Pour ou contre le tourisme en auto ?
En 1928, un journal interviewe quelques personnalités pour connaître leur avis sur le transport automobile.
Dès les années 20, les gens partaient en vacances en voiture... du moins ceux qui avaient les moyens de s'en offrir une. À l'époque, l'usage de l'automobile se généralise parmi les classes aisées en même temps que le réseau routier ne cesse de s'améliorer (dans l'entre-deux guerres, la France se targue d'ailleurs d'avoir le meilleur du monde!).
C'est dans ce contexte que Le Journal du 1er août 1928 interviewe quelques célébrités de l'époque pour connaître leur avis sur ce moyen de transport. Vaut-il mieux voyager en train ou en voiture ? Le vicomte de Rohan, président de l'Automobile-club de France, ne tarit pas d'éloges au sujet de la seconde option (le contraire eût été surprenant) :
"Quelle supériorité en effet sur le trajet en chemin de fer que le voyage en automobile ! On part lorsqu'on est prêt, on flâne à son gré, on s'arrête quand on veut, au hasard d'un site agréable ou d'une bonne auberge, car c'est encore un des bienfaits du tourisme automobile que d'avoir remis en honneur la vieille cuisine française régionale et l'art du bien-manger."
Si l'auteur Georges Courteline s'excuse de n'avoir pas d'opinion sur le sujet (« je ne possède malheureusement pas de voiture »), le journaliste Clément Vautel, quant à lui, penche non sans un brin de snobisme pour la délicieuse solitude qui accompagne les trajets en voiture :
"En auto, on n'est pas obligé — du moins dans la plupart des cas — de voisiner avec un monsieur qui emporte un melon trop parfumé pour ses parents de province, avec une dame qui abuse, elle aussi, des odeurs suaves, avec le cent-kilos qui, titulaire d'un billet à demi-tarif, occupe cependant deux places, avec l'affreux gosse, orgueil de sa famille, qui se met les doigts dans le nez et vous martèle les tibias avec ses semelles en cuir chromé, avec l'inconnu qui vous raconte ses malheurs ou vous invite à prendre part à une partie de bonneteau."
La journaliste et voyageuse Titayna, « qui fit plusieurs fois le tour du monde et qui a adopté l'avion comme moyen de transport favori » se révèle elle aussi une inconditionnelle du tourisme en quatre-roues :
"C'est presque le tourisme tout court, nous dit-elle.

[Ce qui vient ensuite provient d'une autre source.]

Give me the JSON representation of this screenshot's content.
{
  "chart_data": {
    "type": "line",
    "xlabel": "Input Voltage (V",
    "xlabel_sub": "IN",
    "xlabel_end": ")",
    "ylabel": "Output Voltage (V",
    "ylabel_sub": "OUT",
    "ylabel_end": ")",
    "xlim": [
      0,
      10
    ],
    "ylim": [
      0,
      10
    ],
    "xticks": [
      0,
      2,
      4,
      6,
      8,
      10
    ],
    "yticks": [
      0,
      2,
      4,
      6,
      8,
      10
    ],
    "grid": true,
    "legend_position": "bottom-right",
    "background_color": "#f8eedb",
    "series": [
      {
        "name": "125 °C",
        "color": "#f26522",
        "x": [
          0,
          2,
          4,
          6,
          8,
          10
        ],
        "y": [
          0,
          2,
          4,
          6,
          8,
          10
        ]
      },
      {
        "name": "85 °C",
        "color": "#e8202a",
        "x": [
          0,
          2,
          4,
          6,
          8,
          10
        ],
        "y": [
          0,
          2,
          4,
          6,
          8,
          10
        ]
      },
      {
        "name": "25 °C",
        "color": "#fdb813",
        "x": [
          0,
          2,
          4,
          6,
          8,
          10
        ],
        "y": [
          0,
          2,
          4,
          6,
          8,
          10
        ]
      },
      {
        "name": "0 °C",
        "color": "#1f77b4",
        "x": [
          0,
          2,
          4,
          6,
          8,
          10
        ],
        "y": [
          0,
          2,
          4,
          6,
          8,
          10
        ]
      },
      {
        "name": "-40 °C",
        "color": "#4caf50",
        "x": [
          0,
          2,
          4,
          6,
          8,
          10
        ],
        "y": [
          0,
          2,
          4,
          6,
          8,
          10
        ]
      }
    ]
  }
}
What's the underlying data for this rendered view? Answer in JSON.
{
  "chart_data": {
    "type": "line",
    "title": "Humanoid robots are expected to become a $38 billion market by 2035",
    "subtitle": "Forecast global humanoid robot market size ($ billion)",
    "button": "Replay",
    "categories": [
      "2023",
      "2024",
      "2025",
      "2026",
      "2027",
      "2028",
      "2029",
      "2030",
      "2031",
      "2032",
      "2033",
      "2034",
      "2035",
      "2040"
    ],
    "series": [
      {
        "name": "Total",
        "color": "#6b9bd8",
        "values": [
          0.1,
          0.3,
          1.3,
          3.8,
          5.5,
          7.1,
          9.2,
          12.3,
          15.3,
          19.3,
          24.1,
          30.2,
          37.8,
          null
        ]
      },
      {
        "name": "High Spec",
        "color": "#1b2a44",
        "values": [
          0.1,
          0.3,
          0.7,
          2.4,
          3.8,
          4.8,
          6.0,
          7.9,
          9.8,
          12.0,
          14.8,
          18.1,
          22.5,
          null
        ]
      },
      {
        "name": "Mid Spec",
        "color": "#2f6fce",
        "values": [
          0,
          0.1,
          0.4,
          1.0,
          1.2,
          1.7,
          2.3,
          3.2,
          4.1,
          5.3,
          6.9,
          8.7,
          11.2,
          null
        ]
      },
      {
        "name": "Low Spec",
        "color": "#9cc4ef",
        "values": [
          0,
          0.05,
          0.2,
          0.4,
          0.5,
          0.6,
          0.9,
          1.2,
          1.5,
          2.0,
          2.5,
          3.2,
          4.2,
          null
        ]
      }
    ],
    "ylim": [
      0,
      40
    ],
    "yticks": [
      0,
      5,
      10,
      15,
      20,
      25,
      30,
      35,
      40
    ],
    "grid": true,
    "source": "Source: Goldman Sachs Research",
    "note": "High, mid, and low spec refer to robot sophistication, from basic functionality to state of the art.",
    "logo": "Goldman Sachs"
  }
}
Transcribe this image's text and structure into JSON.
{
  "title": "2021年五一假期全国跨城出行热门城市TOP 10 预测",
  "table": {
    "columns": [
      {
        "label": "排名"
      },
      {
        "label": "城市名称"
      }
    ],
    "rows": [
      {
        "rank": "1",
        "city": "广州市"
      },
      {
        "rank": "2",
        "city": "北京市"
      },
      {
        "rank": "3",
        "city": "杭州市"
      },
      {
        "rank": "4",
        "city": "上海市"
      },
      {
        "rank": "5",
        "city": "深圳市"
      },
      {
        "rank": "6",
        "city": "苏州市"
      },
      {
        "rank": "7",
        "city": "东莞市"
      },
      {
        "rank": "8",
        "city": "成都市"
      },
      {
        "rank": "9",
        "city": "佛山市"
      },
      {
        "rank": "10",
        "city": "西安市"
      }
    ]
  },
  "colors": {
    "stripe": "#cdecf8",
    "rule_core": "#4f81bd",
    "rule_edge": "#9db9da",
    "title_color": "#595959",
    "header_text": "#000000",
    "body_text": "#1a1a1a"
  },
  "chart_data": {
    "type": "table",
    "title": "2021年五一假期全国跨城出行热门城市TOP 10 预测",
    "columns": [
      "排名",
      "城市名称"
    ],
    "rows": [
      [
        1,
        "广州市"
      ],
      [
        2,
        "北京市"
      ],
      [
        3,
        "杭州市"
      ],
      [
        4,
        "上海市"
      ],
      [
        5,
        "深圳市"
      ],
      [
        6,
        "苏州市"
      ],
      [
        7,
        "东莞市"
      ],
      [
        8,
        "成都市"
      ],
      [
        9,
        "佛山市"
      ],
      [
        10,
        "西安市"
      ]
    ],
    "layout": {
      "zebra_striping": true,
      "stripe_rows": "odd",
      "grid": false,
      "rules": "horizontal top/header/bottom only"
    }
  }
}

Loin des transports en commun, il est le triomphe de l'individualisme : cela ne l'empêche point de devenir très démocratique."
Mais c'est sans doute le peintre Kees Van Dongen qui a la réponse la plus catégorique :
"Il n'y a que les écrasés qui ne sont pas tout à fait contents."
Bref, pour voyager, il n'y pas photo : rien ne vaut la voiture. Mais au fait, quel est le nom de la rubrique où est publié cet article ? "Le Citroën"... la page officielle des "propriétaires et futurs propriétaires de voitures Citroën".